EABT: You plan to train one million skilled African managers by 2023. How does AMI plan to achieve this? What progress has been made so far?

JH: Yes, our target is to train one million skilled African managers by 2023. It is an ambitious but attainable target. First, when we launched we started by using the Virtual Campus approach, a free online learning and coaching platform. After that we introduced the Massively Open Online Course (MOOC), a high-quality free online introductory management course which was targeted at young African managers and SMEs. This programme was offered in partnership with leading business schools. Over time we thought of blending it with in person training and on-the-job training as well. We have blended the three to offer a complete package. We offer lessons about business basics: Managing money, people, oneself, projects.

EABT: Since 2012 when AMI was launched, how many people have signed up and graduated from the programme?

JH: Currently, our students are from all over Africa. Our biggest markets are Nigeria, Kenya, Zimbabwe, Zambia, South Africa and Ghana. The beauty of Internet-based learning is that we can be open to anyone. So far we have trained about 15,000 managers, those that are undertaking the blended learning currently total to 1,500. We also work with local partners to deliver our offline Learning Lab workshops and to build a broad footprint at grassroots level across the continent. These include technology hubs such as the iHub in Nairobi , business associations, training firms and colleges.

EABT: How much do the programmes cost and what are the teaching methodologies used?

JH: We mostly target corporates and we charge a fee of US$300 for a whole year programme. This is quite affordable compared to engaging personal trainers who normally charge twice the amount. But overall, people should not look at the cost or certification. The key thing is the skills acquired.

EABT: Among the courses, which one would you consider the most sought after and why?

JH: Most people are looking for self-management as well as courses that help them manage other people. Managers want to be able to motivate their staff.


EABT: How are AMI’s programmes different from others offered by universities across the continent?

JH: Our main focus is education that is practical oriented. A manager learns 10 per cent of skills through academics, 20 per cent through peer-learning or peer-support and 70 per cent through everyday managing.
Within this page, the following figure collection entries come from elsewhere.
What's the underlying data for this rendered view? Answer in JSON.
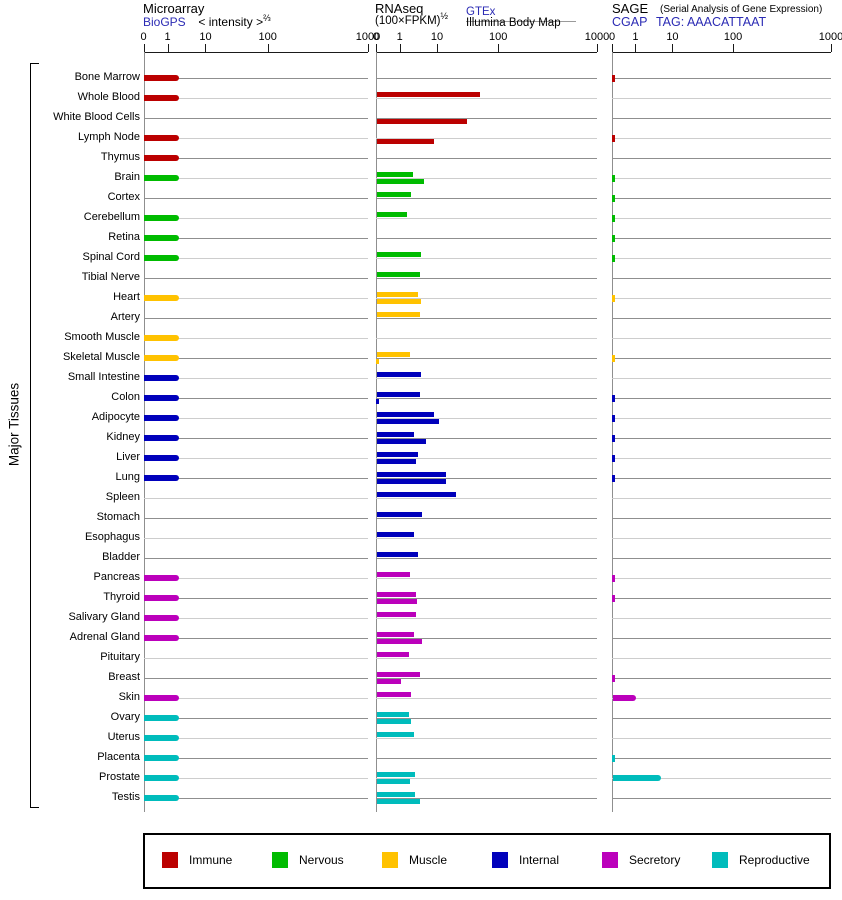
{
  "sidebar_label": "Major Tissues",
  "header": {
    "microarray": {
      "title": "Microarray",
      "source": "BioGPS",
      "scale_label": "< intensity >",
      "scale_sup": "⅔"
    },
    "rnaseq": {
      "title": "RNAseq",
      "scale_label": "(100×FPKM)",
      "scale_sup": "½",
      "source_top": "GTEx",
      "source_bottom": "Illumina Body Map"
    },
    "sage": {
      "title": "SAGE",
      "subtitle": "(Serial Analysis of Gene Expression)",
      "source": "CGAP",
      "tag": "TAG: AAACATTAAT"
    }
  },
  "legend": {
    "items": [
      {
        "label": "Immune",
        "color": "#bb0000"
      },
      {
        "label": "Nervous",
        "color": "#00bb00"
      },
      {
        "label": "Muscle",
        "color": "#ffc200"
      },
      {
        "label": "Internal",
        "color": "#0000bb"
      },
      {
        "label": "Secretory",
        "color": "#bb00bb"
      },
      {
        "label": "Reproductive",
        "color": "#00bcbc"
      }
    ]
  },
  "chart_data": {
    "type": "bar",
    "orientation": "horizontal",
    "x_scale": "log-like",
    "x_ticks": [
      0,
      1,
      10,
      100,
      1000
    ],
    "panels": [
      {
        "id": "microarray",
        "title": "Microarray",
        "source": "BioGPS",
        "units": "< intensity >^(2/3)"
      },
      {
        "id": "rnaseq",
        "title": "RNAseq",
        "sources": [
          "GTEx",
          "Illumina Body Map"
        ],
        "units": "(100×FPKM)^(1/2)"
      },
      {
        "id": "sage",
        "title": "SAGE (Serial Analysis of Gene Expression)",
        "source": "CGAP",
        "tag": "AAACATTAAT"
      }
    ],
    "series_note": "rnaseq_gtex is drawn as the upper bar and rnaseq_illumina as the lower bar of each RNAseq row; values ≈0.1 render as tiny tick marks; null = no bar",
    "tissues": [
      {
        "name": "Bone Marrow",
        "group": "Immune",
        "microarray": 2,
        "rnaseq_gtex": null,
        "rnaseq_illumina": null,
        "sage": 0.1
      },
      {
        "name": "Whole Blood",
        "group": "Immune",
        "microarray": 2,
        "rnaseq_gtex": 50,
        "rnaseq_illumina": null,
        "sage": null
      },
      {
        "name": "White Blood Cells",
        "group": "Immune",
        "microarray": null,
        "rnaseq_gtex": null,
        "rnaseq_illumina": 30,
        "sage": null
      },
      {
        "name": "Lymph Node",
        "group": "Immune",
        "microarray": 2,
        "rnaseq_gtex": null,
        "rnaseq_illumina": 8,
        "sage": 0.1
      },
      {
        "name": "Thymus",
        "group": "Immune",
        "microarray": 2,
        "rnaseq_gtex": null,
        "rnaseq_illumina": null,
        "sage": null
      },
      {
        "name": "Brain",
        "group": "Nervous",
        "microarray": 2,
        "rnaseq_gtex": 2.2,
        "rnaseq_illumina": 4.3,
        "sage": 0.1
      },
      {
        "name": "Cortex",
        "group": "Nervous",
        "microarray": null,
        "rnaseq_gtex": 1.9,
        "rnaseq_illumina": null,
        "sage": 0.1
      },
      {
        "name": "Cerebellum",
        "group": "Nervous",
        "microarray": 2,
        "rnaseq_gtex": 1.5,
        "rnaseq_illumina": null,
        "sage": 0.1
      },
      {
        "name": "Retina",
        "group": "Nervous",
        "microarray": 2,
        "rnaseq_gtex": null,
        "rnaseq_illumina": null,
        "sage": 0.1
      },
      {
        "name": "Spinal Cord",
        "group": "Nervous",
        "microarray": 2,
        "rnaseq_gtex": 3.7,
        "rnaseq_illumina": null,
        "sage": 0.1
      },
      {
        "name": "Tibial Nerve",
        "group": "Nervous",
        "microarray": null,
        "rnaseq_gtex": 3.3,
        "rnaseq_illumina": null,
        "sage": null
      },
      {
        "name": "Heart",
        "group": "Muscle",
        "microarray": 2,
        "rnaseq_gtex": 3.1,
        "rnaseq_illumina": 3.7,
        "sage": 0.1
      },
      {
        "name": "Artery",
        "group": "Muscle",
        "microarray": null,
        "rnaseq_gtex": 3.4,
        "rnaseq_illumina": null,
        "sage": null
      },
      {
        "name": "Smooth Muscle",
        "group": "Muscle",
        "microarray": 2,
        "rnaseq_gtex": null,
        "rnaseq_illumina": null,
        "sage": null
      },
      {
        "name": "Skeletal Muscle",
        "group": "Muscle",
        "microarray": 2,
        "rnaseq_gtex": 1.8,
        "rnaseq_illumina": 0.1,
        "sage": 0.1
      },
      {
        "name": "Small Intestine",
        "group": "Internal",
        "microarray": 2,
        "rnaseq_gtex": 3.7,
        "rnaseq_illumina": null,
        "sage": null
      },
      {
        "name": "Colon",
        "group": "Internal",
        "microarray": 2,
        "rnaseq_gtex": 3.4,
        "rnaseq_illumina": 0.1,
        "sage": 0.1
      },
      {
        "name": "Adipocyte",
        "group": "Internal",
        "microarray": 2,
        "rnaseq_gtex": 8.2,
        "rnaseq_illumina": 10.7,
        "sage": 0.1
      },
      {
        "name": "Kidney",
        "group": "Internal",
        "microarray": 2,
        "rnaseq_gtex": 2.4,
        "rnaseq_illumina": 5.0,
        "sage": 0.1
      },
      {
        "name": "Liver",
        "group": "Internal",
        "microarray": 2,
        "rnaseq_gtex": 3.0,
        "rnaseq_illumina": 2.6,
        "sage": 0.1
      },
      {
        "name": "Lung",
        "group": "Internal",
        "microarray": 2,
        "rnaseq_gtex": 14,
        "rnaseq_illumina": 14,
        "sage": 0.1
      },
      {
        "name": "Spleen",
        "group": "Internal",
        "microarray": null,
        "rnaseq_gtex": 20,
        "rnaseq_illumina": null,
        "sage": null
      },
      {
        "name": "Stomach",
        "group": "Internal",
        "microarray": null,
        "rnaseq_gtex": 3.8,
        "rnaseq_illumina": null,
        "sage": null
      },
      {
        "name": "Esophagus",
        "group": "Internal",
        "microarray": null,
        "rnaseq_gtex": 2.4,
        "rnaseq_illumina": null,
        "sage": null
      },
      {
        "name": "Bladder",
        "group": "Internal",
        "microarray": null,
        "rnaseq_gtex": 3.0,
        "rnaseq_illumina": null,
        "sage": null
      },
      {
        "name": "Pancreas",
        "group": "Secretory",
        "microarray": 2,
        "rnaseq_gtex": 1.8,
        "rnaseq_illumina": null,
        "sage": 0.1
      },
      {
        "name": "Thyroid",
        "group": "Secretory",
        "microarray": 2,
        "rnaseq_gtex": 2.7,
        "rnaseq_illumina": 2.8,
        "sage": 0.1
      },
      {
        "name": "Salivary Gland",
        "group": "Secretory",
        "microarray": 2,
        "rnaseq_gtex": 2.7,
        "rnaseq_illumina": null,
        "sage": null
      },
      {
        "name": "Adrenal Gland",
        "group": "Secretory",
        "microarray": 2,
        "rnaseq_gtex": 2.3,
        "rnaseq_illumina": 3.9,
        "sage": null
      },
      {
        "name": "Pituitary",
        "group": "Secretory",
        "microarray": null,
        "rnaseq_gtex": 1.7,
        "rnaseq_illumina": null,
        "sage": null
      },
      {
        "name": "Breast",
        "group": "Secretory",
        "microarray": null,
        "rnaseq_gtex": 3.5,
        "rnaseq_illumina": 1.05,
        "sage": 0.1
      },
      {
        "name": "Skin",
        "group": "Secretory",
        "microarray": 2,
        "rnaseq_gtex": 2.0,
        "rnaseq_illumina": null,
        "sage": 1.0
      },
      {
        "name": "Ovary",
        "group": "Reproductive",
        "microarray": 2,
        "rnaseq_gtex": 1.7,
        "rnaseq_illumina": 1.9,
        "sage": null
      },
      {
        "name": "Uterus",
        "group": "Reproductive",
        "microarray": 2,
        "rnaseq_gtex": 2.3,
        "rnaseq_illumina": null,
        "sage": null
      },
      {
        "name": "Placenta",
        "group": "Reproductive",
        "microarray": 2,
        "rnaseq_gtex": null,
        "rnaseq_illumina": null,
        "sage": 0.1
      },
      {
        "name": "Prostate",
        "group": "Reproductive",
        "microarray": 2,
        "rnaseq_gtex": 2.5,
        "rnaseq_illumina": 1.8,
        "sage": 4.8
      },
      {
        "name": "Testis",
        "group": "Reproductive",
        "microarray": 2,
        "rnaseq_gtex": 2.5,
        "rnaseq_illumina": 3.3,
        "sage": null
      }
    ]
  }
}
For the course, you have to work with an accountability partner; ideally someone from your own company. In the future, we plan to add automated matchmaking. There will be lots of different add-ons and personalised teaching, including eCoaching, personal developing plans, 360 feedback systems and just-in-time tools and resources. We have a range of local partners. We partner with Africa’s leading business schools to get the best content and the best teachers in Africa. Our business school partners are the Gordon Institute of Business Science in South Africa, Lagos Business School in Nigeria and Strathmore Business School in Kenya. We also work with local partners to deliver our offline Learning Lab workshops and to build a broad footprint at a grassroots level across the continent.

EABT: What is your organisation’s business model?
JH: We were previously a non-profit organisation. We are restructuring as a for-profit social venture to ensure sustainability. We hope to break even in the next three years. Our business model relies on income from paid certificates and paid premium memberships and facilitated workshops. We also want to propose offline learning apps. And we are looking for companies that want to sponsor courses.

EABT: What are some of the main challenges that AMI faces?

JH: Among the challenges is that this is a new concept. People are still cautious about it.